AURORA, Colo. – The joint venture team of McCarthy Building Companies and Gerald H. Phipps celebrated a milestone recently with the topping out of the 10-story East Tower at Children’s Hospital in Aurora, Colo.

 
When completed in late 2012, the 355,000 square foot tower will connect to the existing 1.4 million square foot, 298-bed hospital and provide an additional 200 beds and be home to cancer care, heart and rehabilitative medicine and an advanced maternal/fetal medicine center.
 
The same team built the Children’s Hospital just three years ago in conjunction with design partners H&L Architecture and ZGF Architects LLP.
 
But unlike the initial project on a greenfield site, Phipps/McCarthy Project Manager Justin Peterson says this expansion requires detailed coordination to minimize disruption to ongoing facility operations while still keeping pace with the fast-track schedule.
 
“We hold weekly meetings and project walks with the hospital’s construction, epidemiology, facilities and safety teams to keep everyone up to date,” says Peterson. “We also have detailed processes in place to ensure all are aware of what activities are happening in the hospital on a daily basis, helping the construction team to adjust our schedule and construction to best fit the needs of staff and patients.”
 
Adds GH Phipps Preconstruction Director Gary Constant, “From the earliest stages of the project, the team knew efficiencies could be achieved by moving the detailing and coordination process for the building’s embed plates, anchor bolts, reinforcing steel and formwork systems upstream and, thus, bypassing the traditional shop drawing and submittal process.”
 
Phipps/McCarthy contracted structural engineer S.A. Miro, Inc. to provide detailing services and complete the advanced work concurrently with design deadlines.

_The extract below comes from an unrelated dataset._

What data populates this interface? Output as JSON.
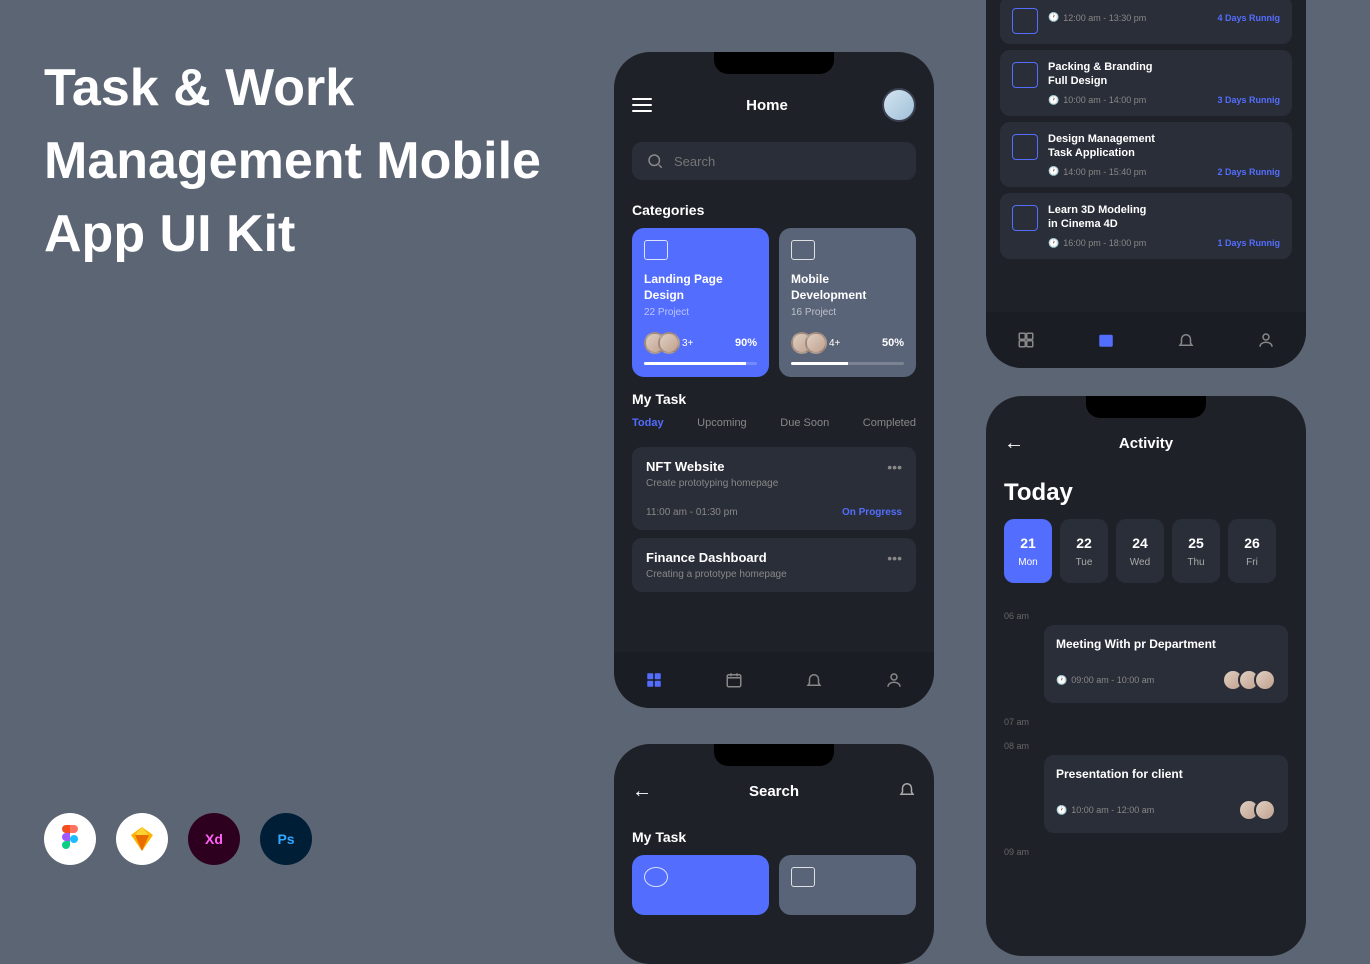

This enabled the team to pre-plan many difficult elements of construction, including the building’s climbing, concrete formwork systems that will be the foundation for some of the buildings new components.
 
Additionally, to save further time and dollars, the team worked together to create rated construction separation walls to be used as temporary enclosure walls when peeling the existing building façade off to gain access for the expansion tie-ins. By creating a rated, weather-tight wall, impacts to the hospital were limited to one time at each tie-in location. These walls were then able to remain in place to become part of the permanent building.
 
In order achieve LEED certification when completed next year, the team is also coordinating aggressive material tracking and the recycling of demolition and construction materials and completing full energy modeling of the East Tower addition to ensure that the most advanced building enclosure and efficient mechanical, electrical and plumbing systems are being implemented.